- The information given in this topic is useless for hacking or creating a private server.
- The purpose of giving out this information is so that people can be more informed about stats and numbers regarding Dungeon Fighter Online to increase their gameplay experience through legitimate playing of the game.
- This thread is not affiliated with or sponsored by Nexon or any of its affiliates or Southperry.
- At no point will I be giving out instructions for how to decrypt, reverse engineer, or repack the game executable or the Script.pvf file.
- I will be documenting how to parse the files within Script.pvf, but this uses no reverse engineering or decryption. Everything is plaintext.
Script.pvf unpacked (May 11, 2011):
Requirements to understand this document:
- Parsing binary data
- Programming experience
- You're not an idiot.
Documentation of file format:
The files within Script.pvf are in binary format. This means you cannot view them with a text editor. However, you can view the files in a hex editor. One could even conceivably translate the binary format into the textual format. However, this is not something I have time, patience, or care to do.
All binary files in Script.pvf utilize the same format which is as follows:
The above list is not exhaustive. There are likely other blocks which I have not found yet. However, these blocks are the most common.
Bit order: Little-endian
File Header: 0xB0D0
Until EOF do the following:
(1) read one 8-bit value and one 32-bit value.
(2) Determine what to do with the 32-bit value based upon the 8-bit value.
0x02 - Integer (32-bit)
0x04 - Float (32-bit)
0x05 - Integer (32-bit) - Section Name (like `[Name]` or `[Animation]`) - Lookup value in ./stringtable.bin
0x07 - Integer (32-bit) - File Link - Lookup value in ./stringtable.bin - then read the given file
0x09 - Integer (32-bit) - File index - Lookup in ./string.usa.lst in PVF root
0x0A - Integer (32-bit) - Lookup value - in ./stringtable.bin (usually paired with 0x09)
A 0x09 block followed by a 0x0A block is syntactic equivalent to something like <4::chr_equip_1443> where 4 is located in the 0x09 block and the chr_equip_1443 is in the 0x0A block. This is used for string lookups.
The following represents python code which can parse stringtable.bin located in the Script.pvf file root.
"CBinaryReader" above is a customized module and is not available with the standard Python distribution. However, the mechanism of reading a binary file should be very easy to comprehend and translate between different programming languages.
stringTable = CBinaryReader.BinaryReader('stringtable.bin', 'rb')

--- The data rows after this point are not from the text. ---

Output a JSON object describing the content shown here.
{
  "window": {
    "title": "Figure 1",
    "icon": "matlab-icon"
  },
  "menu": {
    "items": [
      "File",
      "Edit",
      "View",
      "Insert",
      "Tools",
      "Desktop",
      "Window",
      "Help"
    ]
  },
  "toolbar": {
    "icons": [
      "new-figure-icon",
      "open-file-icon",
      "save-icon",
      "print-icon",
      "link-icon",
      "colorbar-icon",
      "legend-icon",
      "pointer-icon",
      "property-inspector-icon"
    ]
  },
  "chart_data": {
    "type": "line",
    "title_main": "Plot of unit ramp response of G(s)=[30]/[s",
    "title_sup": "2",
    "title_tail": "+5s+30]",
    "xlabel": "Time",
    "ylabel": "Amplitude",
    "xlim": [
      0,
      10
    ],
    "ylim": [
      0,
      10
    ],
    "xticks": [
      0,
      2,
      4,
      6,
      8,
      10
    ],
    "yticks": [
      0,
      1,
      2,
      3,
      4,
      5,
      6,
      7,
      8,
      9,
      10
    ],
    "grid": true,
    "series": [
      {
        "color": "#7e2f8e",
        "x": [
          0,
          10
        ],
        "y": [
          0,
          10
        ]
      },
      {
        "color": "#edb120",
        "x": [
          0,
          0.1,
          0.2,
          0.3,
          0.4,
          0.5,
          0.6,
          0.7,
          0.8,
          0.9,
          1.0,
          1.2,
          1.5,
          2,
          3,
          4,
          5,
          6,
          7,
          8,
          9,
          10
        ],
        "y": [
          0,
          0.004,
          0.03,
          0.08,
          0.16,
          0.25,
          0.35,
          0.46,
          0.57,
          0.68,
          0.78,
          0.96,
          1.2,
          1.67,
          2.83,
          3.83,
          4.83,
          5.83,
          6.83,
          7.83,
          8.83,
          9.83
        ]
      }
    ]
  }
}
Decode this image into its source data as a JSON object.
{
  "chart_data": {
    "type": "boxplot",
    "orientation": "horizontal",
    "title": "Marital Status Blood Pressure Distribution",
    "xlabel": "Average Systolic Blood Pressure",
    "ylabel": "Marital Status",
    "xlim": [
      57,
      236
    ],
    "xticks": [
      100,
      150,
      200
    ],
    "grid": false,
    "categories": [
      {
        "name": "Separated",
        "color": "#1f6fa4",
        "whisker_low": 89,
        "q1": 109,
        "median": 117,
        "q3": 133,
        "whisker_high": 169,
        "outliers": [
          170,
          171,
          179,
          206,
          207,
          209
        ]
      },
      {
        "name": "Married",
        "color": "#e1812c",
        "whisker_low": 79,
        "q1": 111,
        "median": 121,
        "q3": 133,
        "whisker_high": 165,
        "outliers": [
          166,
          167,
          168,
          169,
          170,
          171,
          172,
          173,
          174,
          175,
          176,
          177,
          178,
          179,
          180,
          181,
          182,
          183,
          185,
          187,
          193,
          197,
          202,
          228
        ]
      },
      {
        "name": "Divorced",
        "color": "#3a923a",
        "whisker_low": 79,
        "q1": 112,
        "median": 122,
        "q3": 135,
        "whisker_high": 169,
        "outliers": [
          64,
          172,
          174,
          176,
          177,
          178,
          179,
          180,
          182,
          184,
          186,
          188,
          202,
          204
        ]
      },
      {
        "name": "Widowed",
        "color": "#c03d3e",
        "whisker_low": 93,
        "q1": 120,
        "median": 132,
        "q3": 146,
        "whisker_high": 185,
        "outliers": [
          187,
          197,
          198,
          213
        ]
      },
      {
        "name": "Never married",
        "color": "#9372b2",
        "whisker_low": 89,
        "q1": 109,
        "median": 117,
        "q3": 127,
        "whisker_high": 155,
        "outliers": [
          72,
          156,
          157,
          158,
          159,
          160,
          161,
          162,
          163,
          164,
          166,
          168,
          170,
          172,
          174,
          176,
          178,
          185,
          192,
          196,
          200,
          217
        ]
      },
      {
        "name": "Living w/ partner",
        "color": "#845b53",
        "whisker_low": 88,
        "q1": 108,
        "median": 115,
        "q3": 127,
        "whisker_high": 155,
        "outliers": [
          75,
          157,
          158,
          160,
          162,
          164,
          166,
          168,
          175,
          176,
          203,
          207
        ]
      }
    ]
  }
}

numStrings = stringTable.rS32() #rS32 = Read a 32-bit signed integer
listStrings = [''] * numStrings #Initialize an array of blank strings
baseOffset = stringTable.tell()
startStringOffset = stringTable.rS32() + baseOffset
for eachInt in range(numStrings):
endStringOffset = stringTable.rS32() + baseOffset
remember = stringTable.tell()
lengthString = endStringOffset - startStringOffset
stringTableString = stringTable.read(lengthString)
listStrings[eachInt] = '%d>%s' % (eachInt, stringTableString)
startStringOffset = endStringOffset
Anyway, when the 0x0A block has the number "123456", for example, you would look up the 123,456th string in stringtable.bin. If you're good at math, you should be able to perform the stringtable.bin lookup in O(1) without needing an array of strings.
Save for exactly how to decrypt Script.pvf, you now know everything I know about the files inside script.pvf. If you do happen to have the old unpacking of Script.pvf from a year or so ago, it's extremely helpful to compare files between the previous one and the current one. It was the only way I was able to figure out all that I have.